1306. Legacy of Dress and Ornaments to Wife.

I give and bequeath to my wife [name] absolutely all her paraphernalia, wearing apparel and linen, and the watches, rings, trinkets, jewels and personal ornaments usually worn by her, or reputed to belong to her.

1307. Legacy of Furniture, etc., to Wife During Life or Widowhood. I give and bequeath to my wife during her life, and so long as she shall remain a widow, the use of all [etc., as above]. And after her decease or remarriage, I give and bequeath the same to [name] absolutely if he [or, she] should be living at the decease or remarriage of my wife; but if he [or, she] should be dead, then to [several parties may here be named in succession; or, in case the will has directed the testator's property to be sold, and the proceeds held in trust, say: and after her decease or remarriage, I direct my executors and trustees to sell the same, and add the proceeds to the trust-fund, under this my will].

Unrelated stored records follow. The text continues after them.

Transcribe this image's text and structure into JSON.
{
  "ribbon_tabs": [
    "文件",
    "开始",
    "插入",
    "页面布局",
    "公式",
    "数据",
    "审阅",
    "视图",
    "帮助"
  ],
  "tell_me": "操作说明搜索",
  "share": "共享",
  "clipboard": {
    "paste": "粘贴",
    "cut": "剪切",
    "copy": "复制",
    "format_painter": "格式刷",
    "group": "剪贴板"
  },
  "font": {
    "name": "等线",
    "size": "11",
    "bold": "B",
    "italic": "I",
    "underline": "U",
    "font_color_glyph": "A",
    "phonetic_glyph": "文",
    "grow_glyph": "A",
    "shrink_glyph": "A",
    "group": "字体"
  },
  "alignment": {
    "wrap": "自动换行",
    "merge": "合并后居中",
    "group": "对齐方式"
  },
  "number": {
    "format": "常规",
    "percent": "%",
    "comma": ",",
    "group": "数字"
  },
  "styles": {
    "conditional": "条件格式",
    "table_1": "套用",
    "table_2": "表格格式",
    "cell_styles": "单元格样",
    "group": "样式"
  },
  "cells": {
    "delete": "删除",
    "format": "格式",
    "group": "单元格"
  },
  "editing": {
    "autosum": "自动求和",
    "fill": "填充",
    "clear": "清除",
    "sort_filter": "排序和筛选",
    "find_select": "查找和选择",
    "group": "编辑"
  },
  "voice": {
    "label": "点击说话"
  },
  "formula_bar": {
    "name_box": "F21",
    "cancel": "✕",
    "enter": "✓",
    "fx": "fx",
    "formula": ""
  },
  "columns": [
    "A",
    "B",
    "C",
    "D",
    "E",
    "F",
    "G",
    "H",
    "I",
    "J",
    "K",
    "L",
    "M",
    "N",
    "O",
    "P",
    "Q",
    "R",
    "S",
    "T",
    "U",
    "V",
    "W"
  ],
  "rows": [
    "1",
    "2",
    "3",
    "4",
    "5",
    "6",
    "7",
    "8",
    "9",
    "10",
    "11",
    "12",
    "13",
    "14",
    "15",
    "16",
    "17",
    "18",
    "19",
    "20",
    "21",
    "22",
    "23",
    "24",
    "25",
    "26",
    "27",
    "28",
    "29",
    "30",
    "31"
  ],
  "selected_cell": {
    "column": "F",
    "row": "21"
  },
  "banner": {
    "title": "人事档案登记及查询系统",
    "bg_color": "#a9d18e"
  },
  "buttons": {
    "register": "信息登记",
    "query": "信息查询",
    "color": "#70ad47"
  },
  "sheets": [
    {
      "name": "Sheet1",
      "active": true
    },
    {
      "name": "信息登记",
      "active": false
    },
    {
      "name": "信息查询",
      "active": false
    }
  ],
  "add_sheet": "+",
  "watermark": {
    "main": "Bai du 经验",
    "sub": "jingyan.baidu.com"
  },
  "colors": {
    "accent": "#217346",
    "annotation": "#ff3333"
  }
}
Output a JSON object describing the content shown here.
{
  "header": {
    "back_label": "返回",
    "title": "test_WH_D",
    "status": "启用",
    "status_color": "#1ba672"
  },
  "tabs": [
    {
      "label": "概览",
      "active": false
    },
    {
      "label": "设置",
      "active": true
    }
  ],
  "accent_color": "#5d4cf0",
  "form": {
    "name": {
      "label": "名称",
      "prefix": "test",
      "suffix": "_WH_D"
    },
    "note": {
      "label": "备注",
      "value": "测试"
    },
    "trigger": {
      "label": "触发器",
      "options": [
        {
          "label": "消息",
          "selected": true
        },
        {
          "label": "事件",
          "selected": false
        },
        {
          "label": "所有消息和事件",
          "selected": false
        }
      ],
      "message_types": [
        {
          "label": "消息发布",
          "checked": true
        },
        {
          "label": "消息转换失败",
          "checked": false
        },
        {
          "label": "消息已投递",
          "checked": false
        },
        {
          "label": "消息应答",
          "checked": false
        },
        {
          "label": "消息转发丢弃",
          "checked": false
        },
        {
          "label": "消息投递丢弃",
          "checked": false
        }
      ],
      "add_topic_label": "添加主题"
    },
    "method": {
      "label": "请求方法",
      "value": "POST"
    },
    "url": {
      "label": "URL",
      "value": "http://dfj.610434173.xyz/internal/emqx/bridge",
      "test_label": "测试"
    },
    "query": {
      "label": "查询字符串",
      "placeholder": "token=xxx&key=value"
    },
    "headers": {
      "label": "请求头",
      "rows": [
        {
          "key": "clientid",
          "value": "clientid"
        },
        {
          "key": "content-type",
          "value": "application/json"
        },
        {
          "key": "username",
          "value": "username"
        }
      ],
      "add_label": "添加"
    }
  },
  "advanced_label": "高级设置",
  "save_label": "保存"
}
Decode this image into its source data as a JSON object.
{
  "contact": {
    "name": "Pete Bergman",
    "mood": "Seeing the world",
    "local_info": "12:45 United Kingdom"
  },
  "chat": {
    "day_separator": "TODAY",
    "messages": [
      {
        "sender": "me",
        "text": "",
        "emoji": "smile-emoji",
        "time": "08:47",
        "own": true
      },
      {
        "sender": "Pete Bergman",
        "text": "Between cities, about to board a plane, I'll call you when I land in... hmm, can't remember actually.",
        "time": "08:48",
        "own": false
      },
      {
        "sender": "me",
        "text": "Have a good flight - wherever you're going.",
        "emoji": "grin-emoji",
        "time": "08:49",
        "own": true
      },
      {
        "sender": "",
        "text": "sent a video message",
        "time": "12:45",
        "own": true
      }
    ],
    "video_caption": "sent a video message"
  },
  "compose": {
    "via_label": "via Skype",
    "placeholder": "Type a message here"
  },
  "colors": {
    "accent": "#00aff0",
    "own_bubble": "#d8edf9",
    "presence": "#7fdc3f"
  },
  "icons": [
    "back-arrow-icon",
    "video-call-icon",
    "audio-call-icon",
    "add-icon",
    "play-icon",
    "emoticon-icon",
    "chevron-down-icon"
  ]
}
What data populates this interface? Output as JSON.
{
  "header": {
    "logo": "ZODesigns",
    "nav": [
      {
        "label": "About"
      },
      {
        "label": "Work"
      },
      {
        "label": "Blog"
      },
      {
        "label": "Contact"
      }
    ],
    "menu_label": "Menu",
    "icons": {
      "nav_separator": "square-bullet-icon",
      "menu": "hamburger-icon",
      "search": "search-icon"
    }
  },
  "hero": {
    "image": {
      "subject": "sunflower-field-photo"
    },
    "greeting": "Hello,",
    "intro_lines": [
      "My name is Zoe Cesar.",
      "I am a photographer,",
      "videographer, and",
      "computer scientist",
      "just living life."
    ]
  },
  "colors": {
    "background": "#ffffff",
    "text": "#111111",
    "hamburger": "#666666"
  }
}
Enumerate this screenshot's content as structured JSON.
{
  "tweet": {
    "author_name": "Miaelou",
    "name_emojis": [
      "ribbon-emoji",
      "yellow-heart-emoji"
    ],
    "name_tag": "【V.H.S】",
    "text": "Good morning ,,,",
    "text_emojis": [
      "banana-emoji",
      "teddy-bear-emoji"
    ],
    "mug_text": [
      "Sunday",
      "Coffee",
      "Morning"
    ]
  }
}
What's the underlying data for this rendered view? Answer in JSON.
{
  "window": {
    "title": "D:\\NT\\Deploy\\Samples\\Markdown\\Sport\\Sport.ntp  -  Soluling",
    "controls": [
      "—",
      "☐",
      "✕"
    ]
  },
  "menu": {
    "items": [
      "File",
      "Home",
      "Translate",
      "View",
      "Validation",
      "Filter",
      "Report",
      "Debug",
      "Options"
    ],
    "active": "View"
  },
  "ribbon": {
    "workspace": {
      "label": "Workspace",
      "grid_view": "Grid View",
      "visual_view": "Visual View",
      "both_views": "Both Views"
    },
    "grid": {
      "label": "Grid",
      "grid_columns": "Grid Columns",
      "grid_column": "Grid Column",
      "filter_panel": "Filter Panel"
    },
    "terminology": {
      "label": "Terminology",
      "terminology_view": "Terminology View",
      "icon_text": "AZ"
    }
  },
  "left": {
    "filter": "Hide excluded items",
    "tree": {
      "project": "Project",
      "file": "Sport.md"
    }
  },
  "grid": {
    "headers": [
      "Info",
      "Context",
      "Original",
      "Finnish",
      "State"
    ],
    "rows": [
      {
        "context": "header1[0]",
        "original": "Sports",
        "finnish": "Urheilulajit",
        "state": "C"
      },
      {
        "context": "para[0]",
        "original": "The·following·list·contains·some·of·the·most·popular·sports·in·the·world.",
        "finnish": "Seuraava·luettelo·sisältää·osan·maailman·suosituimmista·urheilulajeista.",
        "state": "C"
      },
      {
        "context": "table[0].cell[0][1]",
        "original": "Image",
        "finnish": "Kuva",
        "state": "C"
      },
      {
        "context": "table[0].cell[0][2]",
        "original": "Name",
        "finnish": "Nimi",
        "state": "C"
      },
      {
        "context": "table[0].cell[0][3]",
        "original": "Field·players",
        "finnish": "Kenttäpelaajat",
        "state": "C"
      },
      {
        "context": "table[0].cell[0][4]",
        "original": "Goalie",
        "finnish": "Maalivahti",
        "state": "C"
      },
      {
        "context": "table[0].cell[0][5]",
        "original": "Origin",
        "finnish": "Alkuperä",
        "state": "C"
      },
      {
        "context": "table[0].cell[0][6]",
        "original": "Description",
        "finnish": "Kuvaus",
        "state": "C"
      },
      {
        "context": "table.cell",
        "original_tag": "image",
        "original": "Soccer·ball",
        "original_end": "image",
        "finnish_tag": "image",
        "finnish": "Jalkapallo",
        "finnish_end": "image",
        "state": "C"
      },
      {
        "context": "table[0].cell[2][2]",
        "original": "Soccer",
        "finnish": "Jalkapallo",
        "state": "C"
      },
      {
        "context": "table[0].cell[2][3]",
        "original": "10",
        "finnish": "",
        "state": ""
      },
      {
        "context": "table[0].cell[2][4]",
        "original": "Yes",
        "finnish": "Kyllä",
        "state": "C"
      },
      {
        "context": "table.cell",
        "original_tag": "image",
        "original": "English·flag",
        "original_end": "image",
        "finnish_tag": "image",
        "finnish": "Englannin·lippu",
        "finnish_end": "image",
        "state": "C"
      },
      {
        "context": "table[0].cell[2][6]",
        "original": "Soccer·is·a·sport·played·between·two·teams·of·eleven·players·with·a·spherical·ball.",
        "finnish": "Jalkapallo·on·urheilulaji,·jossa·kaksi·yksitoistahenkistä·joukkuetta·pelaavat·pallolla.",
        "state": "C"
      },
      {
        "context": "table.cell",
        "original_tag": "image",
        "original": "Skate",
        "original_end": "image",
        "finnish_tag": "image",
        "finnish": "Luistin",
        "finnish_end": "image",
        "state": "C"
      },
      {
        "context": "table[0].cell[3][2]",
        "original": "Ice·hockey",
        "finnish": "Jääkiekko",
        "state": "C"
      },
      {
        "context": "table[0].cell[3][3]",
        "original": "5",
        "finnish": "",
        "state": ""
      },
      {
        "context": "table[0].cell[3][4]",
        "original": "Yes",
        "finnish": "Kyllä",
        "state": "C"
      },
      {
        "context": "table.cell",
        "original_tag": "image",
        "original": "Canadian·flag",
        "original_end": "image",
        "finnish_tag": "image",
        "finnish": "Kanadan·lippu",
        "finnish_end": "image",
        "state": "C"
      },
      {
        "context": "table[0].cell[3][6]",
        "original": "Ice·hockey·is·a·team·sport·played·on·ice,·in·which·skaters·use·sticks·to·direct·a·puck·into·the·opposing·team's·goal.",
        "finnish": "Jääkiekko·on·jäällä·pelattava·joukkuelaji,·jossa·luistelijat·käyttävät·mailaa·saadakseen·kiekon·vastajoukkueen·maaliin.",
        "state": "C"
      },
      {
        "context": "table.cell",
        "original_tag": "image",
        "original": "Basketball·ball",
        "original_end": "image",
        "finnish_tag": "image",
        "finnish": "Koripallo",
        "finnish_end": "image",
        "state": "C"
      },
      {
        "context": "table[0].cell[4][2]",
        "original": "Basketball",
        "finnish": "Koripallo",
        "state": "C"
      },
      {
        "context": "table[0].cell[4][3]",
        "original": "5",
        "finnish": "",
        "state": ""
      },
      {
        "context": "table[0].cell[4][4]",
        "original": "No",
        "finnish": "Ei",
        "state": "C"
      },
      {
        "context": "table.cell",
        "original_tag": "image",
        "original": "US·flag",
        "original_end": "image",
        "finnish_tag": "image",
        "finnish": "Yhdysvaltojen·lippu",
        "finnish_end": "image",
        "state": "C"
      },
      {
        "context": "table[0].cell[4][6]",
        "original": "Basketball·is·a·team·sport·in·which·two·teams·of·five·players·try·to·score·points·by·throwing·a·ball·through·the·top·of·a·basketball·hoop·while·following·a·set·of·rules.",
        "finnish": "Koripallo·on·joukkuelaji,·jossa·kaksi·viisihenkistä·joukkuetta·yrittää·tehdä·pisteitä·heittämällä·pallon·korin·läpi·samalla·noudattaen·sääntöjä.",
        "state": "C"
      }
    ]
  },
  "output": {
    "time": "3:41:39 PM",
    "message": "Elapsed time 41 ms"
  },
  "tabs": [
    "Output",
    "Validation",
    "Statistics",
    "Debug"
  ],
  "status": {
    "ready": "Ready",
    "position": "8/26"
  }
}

1308. Legacy of Furniture to be Divided Amongst Children.

I bequeath to my children who shall be living at the time of my death* all [etc., as above], equally to be divided between them; and if any dispute should arise with respect to the division, I authorize my executors to distribute the said effects equally amongst my said children.

1309. Legacy of a Debt.

I bequeath to A. B. any debt which, at the time of my decease, shall be owing from him to me, together with any interest then due thereupon.

(c) The general time for payment of legacies is not till twelve months after the testator's death. If the legacy be given for present purposes, as in the case

in the text, a direction should be added as to its payment within a limited time, as above.